Costes marqua un temps et revint sur son rapport :

— Il y ajuste un détail dont nous n’avons pas parlé… Un détail qui n’a rien à voir avec le meurtre en lui-même.

Le commissaire se redressa.

— Quoi ?

— Rémy Caillois n’avait pas d’empreintes digitales.

— C’est-à-dire ?

— Il avait les mains corrodées, usées au point qu’il n’apparaissait plus sur ses doigts aucun sillon, aucune empreinte. Il s’est peut-être brûlé dans un accident. Mais c’est un accident qui remonte à loin.

Niémans interrogea du regard Barnes, qui haussa les sourcils en signe d’ignorance.

— On verra ça, grommela le commissaire.

Il se rapprocha du médecin, jusqu’à frôler sa parka.

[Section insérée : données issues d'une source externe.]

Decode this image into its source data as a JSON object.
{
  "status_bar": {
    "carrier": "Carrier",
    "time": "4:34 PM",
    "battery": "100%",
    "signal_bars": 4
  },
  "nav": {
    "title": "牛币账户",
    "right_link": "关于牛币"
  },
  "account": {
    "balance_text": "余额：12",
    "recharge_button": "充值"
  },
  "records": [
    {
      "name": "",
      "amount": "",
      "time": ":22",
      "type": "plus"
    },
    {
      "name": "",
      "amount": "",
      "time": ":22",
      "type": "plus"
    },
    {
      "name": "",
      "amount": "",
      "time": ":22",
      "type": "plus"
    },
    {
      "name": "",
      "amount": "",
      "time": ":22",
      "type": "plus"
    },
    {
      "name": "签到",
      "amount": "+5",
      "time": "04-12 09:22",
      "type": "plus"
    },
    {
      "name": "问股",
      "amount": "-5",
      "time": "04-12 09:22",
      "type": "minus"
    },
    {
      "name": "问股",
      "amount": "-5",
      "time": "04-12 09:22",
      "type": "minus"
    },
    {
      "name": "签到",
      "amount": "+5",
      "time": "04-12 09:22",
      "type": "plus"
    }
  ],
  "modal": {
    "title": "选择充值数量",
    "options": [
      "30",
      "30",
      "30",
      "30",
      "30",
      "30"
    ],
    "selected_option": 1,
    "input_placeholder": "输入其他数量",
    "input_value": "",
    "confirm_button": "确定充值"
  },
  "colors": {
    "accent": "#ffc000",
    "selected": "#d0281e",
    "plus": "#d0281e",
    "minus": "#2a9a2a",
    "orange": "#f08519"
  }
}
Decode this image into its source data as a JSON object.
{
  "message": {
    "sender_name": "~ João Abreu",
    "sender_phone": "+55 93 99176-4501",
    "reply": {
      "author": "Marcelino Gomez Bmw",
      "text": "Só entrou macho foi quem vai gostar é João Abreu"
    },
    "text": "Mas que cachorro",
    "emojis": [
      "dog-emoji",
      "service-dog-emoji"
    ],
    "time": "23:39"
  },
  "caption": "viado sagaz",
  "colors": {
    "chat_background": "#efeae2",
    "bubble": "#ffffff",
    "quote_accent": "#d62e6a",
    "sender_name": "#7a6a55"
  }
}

— Que pensez-vous de ce meurtre, vous, personnellement ? Comment le ressentez-vous ? Quelle est votre intuition profonde de toubib, face à ce supplice ?

Costes ôta ses lunettes et se massa les paupières. Quand il replaça ses verres, son regard semblait plus clair, comme astiqué. Et sa voix plus ferme :

— Le meurtrier suit un rite obscur. Un rite qui devait s’achever dans cette position de fœtus, au creux de la roche. Tout cela semble très précis, très mûri. Ainsi, la mutilation des yeux doit être essentielle. Il y a aussi l’eau. Cette eau sous les paupières, à la place des yeux. Comme si le tueur avait voulu rincer les orbites, les purifier. Nous sommes en train d’analyser cette eau. On ne sait jamais. Peut-être contient-elle un indice… Un indice chimique.

Niémans balaya ces derniers mots d’un geste vague. Costes parlait d’un rôle purificateur. Le commissaire, depuis sa visite au petit lac, songeait lui aussi à une opération de catharsis, d’apaisement. Les deux hommes se rejoignaient sur ce terrain. Au-dessus du lac, le tueur avait voulu laver la souillure — peut-être simplement purifier son propre crime ?

Les minutes s’écoulèrent. Personne n’osait plus bouger. Niémans murmura enfin, en ouvrant la porte de la salle :

— Retournons au boulot. Le temps presse. Je ne sais pas ce que Rémy Caillois avait à avouer. J’espère simplement que cela ne va pas déclencher d’autres meurtres.